MCNPX was run in photon and electron mode (mode PE) to pick up bremsstrahlung photons. The photon and electron physics are controlled with two cards (PHYS:P and PHYS:E). A detailed photon physics treatment, including photoelectric effect with fluorescence production, incoherent and coherent scattering, and pair production, has been considered in the energy range between 0.001 and 2.6 MeV with “PHYS:P” card. For electron transport, MCNP addresses the sampling of bremsstrahlung photons at each electron substep. The “PHYS:E” card is utilized in MCNP for biasing some physical parameters such as production of secondary electrons by photons, coherent scattering, bremsstrahlung angular distribution, and production of characteristic X-rays.

In order to accelerate the calculations, the MCNP code has been parallelized in Intel’s Core i7 CPU with 3.4 GHz and 8 GB RAM, using the MPI multiprocessing parallel protocol, in this case with 8 processors. This way, the problem speedup is achieved. It was taking into consideration the worst situation regarding maximum dose rate: the door has the full opening hole in the labyrinth entrance with any additional shielding.

3. Results and Discussion

Figure 1 shows a diagram of the new automatic product loading system for the Gamma Irradiation Laboratory with the opening door of labyrinth.

Figure 1: Diagram of the new automatic product loading system for the Gamma Irradiation Laboratory with the opening door of labyrinth.

The dose rate assessments were performed for 9 points of interest inside the labyrinth of the irradiator (with concrete walls of 1.9 m) and 1 point at the labyrinth entrance. Figures 2 and 3 show the turntables, the cobalt 60 source, the labyrinth with walls, the ceiling, the floor, door, and the source storage container, using MCNPX, XZ, and XY views for the simulated irradiation room.
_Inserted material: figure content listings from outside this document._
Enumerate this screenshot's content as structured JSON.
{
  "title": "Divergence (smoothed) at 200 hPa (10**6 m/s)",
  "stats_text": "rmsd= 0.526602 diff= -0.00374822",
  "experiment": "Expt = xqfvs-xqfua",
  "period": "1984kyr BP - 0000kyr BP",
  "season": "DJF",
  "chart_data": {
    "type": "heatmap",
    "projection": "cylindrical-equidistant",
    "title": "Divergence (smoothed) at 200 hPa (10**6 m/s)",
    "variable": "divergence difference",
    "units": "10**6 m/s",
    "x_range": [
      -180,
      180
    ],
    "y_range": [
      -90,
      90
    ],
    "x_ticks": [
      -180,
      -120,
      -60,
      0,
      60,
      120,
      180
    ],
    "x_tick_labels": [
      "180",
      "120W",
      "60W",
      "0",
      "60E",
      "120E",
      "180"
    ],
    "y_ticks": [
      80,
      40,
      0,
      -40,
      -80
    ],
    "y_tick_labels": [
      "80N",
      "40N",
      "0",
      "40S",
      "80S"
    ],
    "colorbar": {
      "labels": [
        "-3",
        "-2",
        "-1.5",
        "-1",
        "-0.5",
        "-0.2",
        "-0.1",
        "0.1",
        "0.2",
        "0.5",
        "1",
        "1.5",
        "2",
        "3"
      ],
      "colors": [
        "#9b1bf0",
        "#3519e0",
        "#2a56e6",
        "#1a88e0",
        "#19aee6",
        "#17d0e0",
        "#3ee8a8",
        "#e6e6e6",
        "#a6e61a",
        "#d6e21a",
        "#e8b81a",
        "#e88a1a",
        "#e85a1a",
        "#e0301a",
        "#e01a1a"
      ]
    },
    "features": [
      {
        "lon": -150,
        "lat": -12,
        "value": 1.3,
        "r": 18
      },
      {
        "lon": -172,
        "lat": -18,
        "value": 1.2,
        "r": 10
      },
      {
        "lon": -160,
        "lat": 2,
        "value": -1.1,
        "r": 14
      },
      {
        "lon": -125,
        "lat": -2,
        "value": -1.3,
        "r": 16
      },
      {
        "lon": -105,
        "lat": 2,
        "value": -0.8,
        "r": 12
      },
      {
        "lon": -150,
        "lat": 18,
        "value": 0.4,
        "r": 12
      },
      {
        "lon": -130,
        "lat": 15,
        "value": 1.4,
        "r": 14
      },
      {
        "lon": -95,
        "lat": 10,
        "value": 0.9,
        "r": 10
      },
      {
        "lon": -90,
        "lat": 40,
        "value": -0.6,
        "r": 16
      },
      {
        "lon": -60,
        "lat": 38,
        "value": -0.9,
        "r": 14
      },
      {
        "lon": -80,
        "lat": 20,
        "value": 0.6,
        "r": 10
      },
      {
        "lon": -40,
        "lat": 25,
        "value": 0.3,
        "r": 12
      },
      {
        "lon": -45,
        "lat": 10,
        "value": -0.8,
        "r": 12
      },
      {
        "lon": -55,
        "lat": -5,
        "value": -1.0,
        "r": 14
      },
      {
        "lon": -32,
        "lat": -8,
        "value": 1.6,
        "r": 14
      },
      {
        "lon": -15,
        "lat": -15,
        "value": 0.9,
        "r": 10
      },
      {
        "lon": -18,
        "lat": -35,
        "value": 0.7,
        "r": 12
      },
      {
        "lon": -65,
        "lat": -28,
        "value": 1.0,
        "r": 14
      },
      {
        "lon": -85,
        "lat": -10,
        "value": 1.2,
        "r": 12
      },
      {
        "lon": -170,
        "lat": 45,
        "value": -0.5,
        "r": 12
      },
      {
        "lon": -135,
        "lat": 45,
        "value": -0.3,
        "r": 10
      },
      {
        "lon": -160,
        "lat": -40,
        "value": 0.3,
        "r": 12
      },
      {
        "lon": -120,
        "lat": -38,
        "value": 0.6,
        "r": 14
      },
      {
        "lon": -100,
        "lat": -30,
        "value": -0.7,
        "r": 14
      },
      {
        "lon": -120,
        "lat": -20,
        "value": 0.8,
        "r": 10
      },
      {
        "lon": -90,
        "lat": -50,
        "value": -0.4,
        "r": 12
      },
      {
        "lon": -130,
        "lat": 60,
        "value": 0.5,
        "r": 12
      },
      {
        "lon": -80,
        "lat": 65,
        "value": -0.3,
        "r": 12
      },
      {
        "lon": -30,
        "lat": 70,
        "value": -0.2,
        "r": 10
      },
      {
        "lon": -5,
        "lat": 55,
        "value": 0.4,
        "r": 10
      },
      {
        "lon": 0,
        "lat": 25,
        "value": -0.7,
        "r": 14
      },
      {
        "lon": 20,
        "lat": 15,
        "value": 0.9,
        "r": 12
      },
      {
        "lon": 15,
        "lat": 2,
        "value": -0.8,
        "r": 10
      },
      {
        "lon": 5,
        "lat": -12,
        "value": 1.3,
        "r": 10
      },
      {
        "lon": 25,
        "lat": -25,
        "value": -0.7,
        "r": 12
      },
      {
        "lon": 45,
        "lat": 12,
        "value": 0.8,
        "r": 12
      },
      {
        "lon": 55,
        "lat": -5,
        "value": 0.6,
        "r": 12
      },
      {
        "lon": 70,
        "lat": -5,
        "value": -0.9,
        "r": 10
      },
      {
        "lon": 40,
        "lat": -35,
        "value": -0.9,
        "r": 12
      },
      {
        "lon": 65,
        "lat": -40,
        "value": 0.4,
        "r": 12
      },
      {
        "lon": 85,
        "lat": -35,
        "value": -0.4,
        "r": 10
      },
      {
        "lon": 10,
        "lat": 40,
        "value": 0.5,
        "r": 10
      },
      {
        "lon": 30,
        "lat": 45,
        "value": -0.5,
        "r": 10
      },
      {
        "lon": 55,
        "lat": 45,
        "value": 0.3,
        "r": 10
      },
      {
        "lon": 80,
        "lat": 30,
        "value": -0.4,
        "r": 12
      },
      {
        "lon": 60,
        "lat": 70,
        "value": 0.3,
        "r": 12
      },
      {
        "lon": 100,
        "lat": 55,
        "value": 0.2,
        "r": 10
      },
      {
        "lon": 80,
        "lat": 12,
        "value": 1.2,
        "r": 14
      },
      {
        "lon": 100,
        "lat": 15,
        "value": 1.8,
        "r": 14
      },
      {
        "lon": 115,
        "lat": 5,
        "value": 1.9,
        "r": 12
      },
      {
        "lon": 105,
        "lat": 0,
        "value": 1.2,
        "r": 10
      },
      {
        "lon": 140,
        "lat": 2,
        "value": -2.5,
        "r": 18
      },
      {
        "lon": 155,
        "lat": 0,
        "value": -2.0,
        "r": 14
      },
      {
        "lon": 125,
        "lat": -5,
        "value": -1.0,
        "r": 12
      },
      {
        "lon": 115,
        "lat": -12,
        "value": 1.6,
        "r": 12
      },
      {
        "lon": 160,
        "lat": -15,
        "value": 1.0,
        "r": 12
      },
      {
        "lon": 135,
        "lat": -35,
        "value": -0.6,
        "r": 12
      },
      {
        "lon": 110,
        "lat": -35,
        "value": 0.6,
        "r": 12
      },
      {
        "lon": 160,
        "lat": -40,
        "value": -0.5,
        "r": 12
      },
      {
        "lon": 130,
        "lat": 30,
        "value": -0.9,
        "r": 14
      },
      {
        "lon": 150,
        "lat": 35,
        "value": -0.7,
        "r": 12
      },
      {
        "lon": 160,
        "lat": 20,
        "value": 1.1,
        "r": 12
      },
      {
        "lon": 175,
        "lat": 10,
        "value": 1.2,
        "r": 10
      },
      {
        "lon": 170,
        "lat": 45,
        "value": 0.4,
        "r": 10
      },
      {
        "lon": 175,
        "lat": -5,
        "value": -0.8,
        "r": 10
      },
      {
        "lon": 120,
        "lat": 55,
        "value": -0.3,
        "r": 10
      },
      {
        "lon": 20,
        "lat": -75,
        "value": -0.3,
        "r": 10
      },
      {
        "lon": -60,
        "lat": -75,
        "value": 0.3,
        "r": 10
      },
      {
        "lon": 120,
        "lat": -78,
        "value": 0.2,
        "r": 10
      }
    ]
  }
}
Figure 2: MCNPX model view of the Gamma Irradiation Laboratory.
Figure 3: MCNPX model view of the door with and without hole in the labyrinth entrance of the CDTN Gamma Irradiation Laboratory. All dimensions are given in cm.

The detailed MCNPX shielding source container used for transport and storage of the GB-127 cobalt-60 source is presented in the previous work [18]. The MCNPX model of the labyrinth entrance door with and without hole is illustrated in Figure 3. Vised 22S [19] visualization tool was used to illustrate the MCNPX model.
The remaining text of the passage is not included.